La liberalità è nobile. Ma di solito i privati vogliono utili.
«Sia il mecenatismo, sia le sponsorizzazioni hanno un ritorno. Non sempre le aziende hanno trovato l’attenzione che meritavano. Impregilo dice di aver messo venti milioni per Pompei e di non aver mai avuto risposta. Anche il Kuwait ha fatto un’offerta ed è rimasta lì. Si può anche riflettere sulla possibilità di coinvolgere i privati nella gestione di un museo o di un monumento. Qui però occorre cautela: bisogna evitare che si speculi su un bene che appartiene a tutti. Non illudiamoci: il nostro patrimonio è talmente vasto che il ruolo pubblico sarà sempre insostituibile. Ma i privati devono essere coinvolti più di ora».
Non teme una reazione negativa dal vostro stesso mondo, dagli intellettuali della sinistra più intransigente?
«Ma noi non vogliamo svendere il nostro patrimonio; vogliamo salvarlo e valorizzarlo. Ad esempio, le stesse operazioni di marketing pensate per le mostre si devono fare anche per rilanciare musei, aree archeologiche, beni monumentali poco conosciuti. A Ferrara il museo Boldini ha diecimila visitatori l’anno. Il Comune ha avuto l’idea di fare a cento metri di distanza, a Palazzo dei Diamanti, una mostra su Boldini: centomila visitatori in tre mesi».
Franco Tatò, intervistato da Paolo Conti, ha indicato nei sovrintendenti un fattore di conservazione.
«Non generalizziamo.Nell’ambito della spending review dovrò ridurre 32 posti di dirigenti di seconda fascia. Quella sarà la prima occasione per iniziare una riorganizzazione e razionalizzazione del sistema delle sovrintendenze; che però, non dimentichiamolo, applicano l’articolo 9. Penso anche a una nuova direzione generale per l’educazione alla cultura. Dobbiamo occuparci di più anche di arte contemporanea e architettura, in vista di un grande progetto di riqualificazione delle periferie urbane».
Pompei è una vergogna nazionale. Come conta di porre rimedio?
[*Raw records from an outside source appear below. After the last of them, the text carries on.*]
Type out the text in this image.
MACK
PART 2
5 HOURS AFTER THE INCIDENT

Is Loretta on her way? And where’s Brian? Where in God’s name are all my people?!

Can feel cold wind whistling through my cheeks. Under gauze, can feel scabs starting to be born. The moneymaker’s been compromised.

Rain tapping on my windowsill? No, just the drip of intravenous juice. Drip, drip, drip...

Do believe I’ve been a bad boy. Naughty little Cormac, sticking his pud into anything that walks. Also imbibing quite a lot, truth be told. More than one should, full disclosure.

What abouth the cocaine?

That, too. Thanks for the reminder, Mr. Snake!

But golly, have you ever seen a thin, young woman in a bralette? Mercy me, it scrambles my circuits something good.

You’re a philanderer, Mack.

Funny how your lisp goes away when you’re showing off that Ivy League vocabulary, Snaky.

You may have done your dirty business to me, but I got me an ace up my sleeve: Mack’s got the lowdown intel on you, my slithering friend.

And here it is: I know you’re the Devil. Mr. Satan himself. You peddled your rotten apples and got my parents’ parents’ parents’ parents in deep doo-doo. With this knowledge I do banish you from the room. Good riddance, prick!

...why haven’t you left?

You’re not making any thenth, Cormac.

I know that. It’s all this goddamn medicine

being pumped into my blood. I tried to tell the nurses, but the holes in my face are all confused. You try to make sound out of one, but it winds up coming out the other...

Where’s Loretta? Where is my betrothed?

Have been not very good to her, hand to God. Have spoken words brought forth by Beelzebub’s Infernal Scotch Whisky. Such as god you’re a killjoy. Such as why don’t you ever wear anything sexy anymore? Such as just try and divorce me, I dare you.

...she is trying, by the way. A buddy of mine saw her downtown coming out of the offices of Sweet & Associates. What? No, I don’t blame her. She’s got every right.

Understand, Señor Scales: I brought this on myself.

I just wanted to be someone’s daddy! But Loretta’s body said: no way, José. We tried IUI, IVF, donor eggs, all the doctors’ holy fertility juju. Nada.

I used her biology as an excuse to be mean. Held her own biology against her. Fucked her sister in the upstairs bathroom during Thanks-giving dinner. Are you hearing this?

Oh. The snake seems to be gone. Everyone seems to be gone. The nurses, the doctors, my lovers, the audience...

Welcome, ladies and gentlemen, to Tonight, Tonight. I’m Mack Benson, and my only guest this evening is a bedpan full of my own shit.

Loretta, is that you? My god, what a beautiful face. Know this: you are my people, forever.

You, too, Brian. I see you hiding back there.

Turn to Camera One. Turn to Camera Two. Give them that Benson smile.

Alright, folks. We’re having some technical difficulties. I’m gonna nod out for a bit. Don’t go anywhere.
«A Pompei vengono al pettine nodi irrisolti da decenni. Il mio predecessore Bray ha fatto due nomine che condivido: il generale Nistri e il sovrintendente Osanna. Vedremo di spendere bene i fondi europei, sapendo che su Pompei sono puntati i riflettori di tutto il mondo, con il rischio anche di esagerazioni: l’altro giorno è stato scoperto il cedimento di un tetto di calcestruzzo costruito negli Anni 80, e pure questo rischia di diventare uno scandalo…».
Il Louvre ha più visitatori di tutti i nostri musei statali messi assieme. Eravamo il Paese con più turisti al mondo; siamo solo quinti, dietro Francia, Stati Uniti, Spagna e Cina.
«Ma siamo il Paese più “desiderato”. Digitalizzeremo l’offerta: l’80% delle prenotazioni si fa online; siamo in grave ritardo. Lavoreremo di più con la Cina, l’India, il Brasile, gli altri Paesi emergenti. E riporteremo al governo e a un Enit riformato la promozione da fare all’estero, cambiando il titolo V. Affidarla alle Regioni è stato un errore».
Anche lei ha parlato di cultura come petrolio d’Italia…
«È vero. Ma è un’espressione che non userò più. Il petrolio è un bene che si consuma. La cultura semmai è il nostro ossigeno. Per le menti, e per la crescita dell’economia».
Come valuta l’esordio di Renzi a Palazzo Chigi?
«Siamo un Paese conservatore, pigro, spaventato dai cambiamenti. A parole tutti vogliono cambiare, ma poi hanno paura di farlo davvero. Matteo è uomo di rottura, per età e per carattere. Il suo governo è il punto di rottura di incrostazioni e timori antichi. Dobbiamo dargli tutti sostegno convinto e tempo per lavorare».